Tuesday, June 19, 2012

Preparing the groundworks

Tomorrow’s meeting of Eurozone finance ministers will be the prelude to another European meeting marathon with the sole aim of getting a handle on the worsening debt crisis.

The announced bailout for Spanish banks and the Greek elections have not succeeded in restoring calm on financial markets. To the contrary, bond yields are still increasing and some market participants are already speculating about a full-fledged bailout for the Spanish government. It looks as if the Eurozone is running out of options and that stopgap measures no longer do the trick. It is obvious that next week’s European Summit with the scheduled fundamental discussion on the future of the Eurozone comes anything but too early.

Despite the obvious attempt by Eurozone leaders to temper expectations about next week’s summit, there seems to be a growing consensus that more integration is needed to keep the Eurozone alive. However, the exact definition of more integration or even a political union still seems to be a matter of dispute. Judging from the proposals circulating officially and unofficially, the new vision thing could be a combination of burden sharing with more fiscal and political integration. Proposals for burden sharing are, for example, a permanent liquidity or funding facility (eg, Euro bills or Euro bonds), a banking union with a single Eurozone bank supervision and a Eurozone bank deposit guarantee. As regards further fiscal and political integration, ideas like a Eurozone finance minister and an independent budgetary authority are currently being discussed.

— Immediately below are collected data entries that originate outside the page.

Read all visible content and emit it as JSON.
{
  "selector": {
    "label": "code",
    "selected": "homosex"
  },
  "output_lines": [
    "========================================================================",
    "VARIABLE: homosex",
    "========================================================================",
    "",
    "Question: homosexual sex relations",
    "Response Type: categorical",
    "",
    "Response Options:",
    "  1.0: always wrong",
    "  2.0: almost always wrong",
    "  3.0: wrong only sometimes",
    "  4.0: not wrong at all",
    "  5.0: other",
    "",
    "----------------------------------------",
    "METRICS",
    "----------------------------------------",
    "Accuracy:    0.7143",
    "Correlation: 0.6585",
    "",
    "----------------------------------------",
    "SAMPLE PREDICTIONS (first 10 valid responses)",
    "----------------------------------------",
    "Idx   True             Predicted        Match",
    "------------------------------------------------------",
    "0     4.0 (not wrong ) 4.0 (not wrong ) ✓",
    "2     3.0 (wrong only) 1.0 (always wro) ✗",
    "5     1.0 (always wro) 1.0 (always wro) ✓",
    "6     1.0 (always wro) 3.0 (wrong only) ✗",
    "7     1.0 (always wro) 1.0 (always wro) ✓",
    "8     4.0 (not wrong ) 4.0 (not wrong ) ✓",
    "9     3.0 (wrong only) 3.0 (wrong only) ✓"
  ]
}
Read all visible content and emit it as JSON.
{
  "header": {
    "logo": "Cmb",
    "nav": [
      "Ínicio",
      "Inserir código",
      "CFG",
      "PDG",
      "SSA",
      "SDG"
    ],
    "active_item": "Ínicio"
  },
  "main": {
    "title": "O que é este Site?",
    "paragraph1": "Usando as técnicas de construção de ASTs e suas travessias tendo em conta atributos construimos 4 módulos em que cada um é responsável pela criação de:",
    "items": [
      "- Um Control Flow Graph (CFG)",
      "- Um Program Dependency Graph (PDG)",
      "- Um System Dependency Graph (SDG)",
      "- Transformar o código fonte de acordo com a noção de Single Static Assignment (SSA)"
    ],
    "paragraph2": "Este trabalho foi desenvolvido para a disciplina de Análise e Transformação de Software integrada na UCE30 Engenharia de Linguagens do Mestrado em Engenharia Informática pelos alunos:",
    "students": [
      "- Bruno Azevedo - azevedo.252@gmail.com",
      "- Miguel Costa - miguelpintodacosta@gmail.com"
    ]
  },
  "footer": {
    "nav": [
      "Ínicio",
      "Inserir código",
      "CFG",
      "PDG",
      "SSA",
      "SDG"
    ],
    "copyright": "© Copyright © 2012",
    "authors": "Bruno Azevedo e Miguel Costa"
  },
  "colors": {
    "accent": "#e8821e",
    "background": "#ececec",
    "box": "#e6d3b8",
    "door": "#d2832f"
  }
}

Eurozone experience tells that there can be a discrepancy between what is discussed and what eventually sees the political light and reality. In this respect, the German position remains crucial, as there will not be a Eurozone solution without German consent. While the German government wants fiscal and political integration first, before agreeing to any idea of joint debt issuances, the French government (and other peripheral countries) have exactly the opposite sequencing in mind. Bringing both extreme positions together will be the challenge of the next days.

Listening carefully to comments from the German government over recent days and weeks sheds some light on the possible flexibility on the German side. A single European or Eurozone bank supervision has found more German support but a full-fledged banking union will take more time. The same holds for common Eurobonds. A debt redemption fund and maybe even temporary short-term Euro bills could be a gnashing German sacrifice, but accepting Eurobonds right away still looks very unlikely. While the German government could turn out to be more flexible than some market participants, it still looks very determined to stick to the principle of conditional integration for as long as possible.

Obviously, Eurozone leaders still have many issues to solve before presenting a first draft and outlines of the vision thing. One thing seems clear, even if Eurozone leaders agree to some new principles and elements next week, there will neither be a banking union nor Euro bonds on 1 July 2012. Let’s not forget: most, if not all, of the potential elements of the vision thing require changes of the European Treaties and these changes always require ratification by national parliaments.

Tomorrow’s meeting of Eurozone finance ministers in Luxemburg is the kick-off of a new meeting marathon, preparing the groundwork for next week’s European summit. Even if the summit looks very unlikely to put an immediate end to the crisis, it could prepare the groundwork for a new architecture of the monetary union. While this could be crucial step in a historical perspective, it might not be enough to restore calm on financial markets. Maybe it is enough to bring the ECB back in action.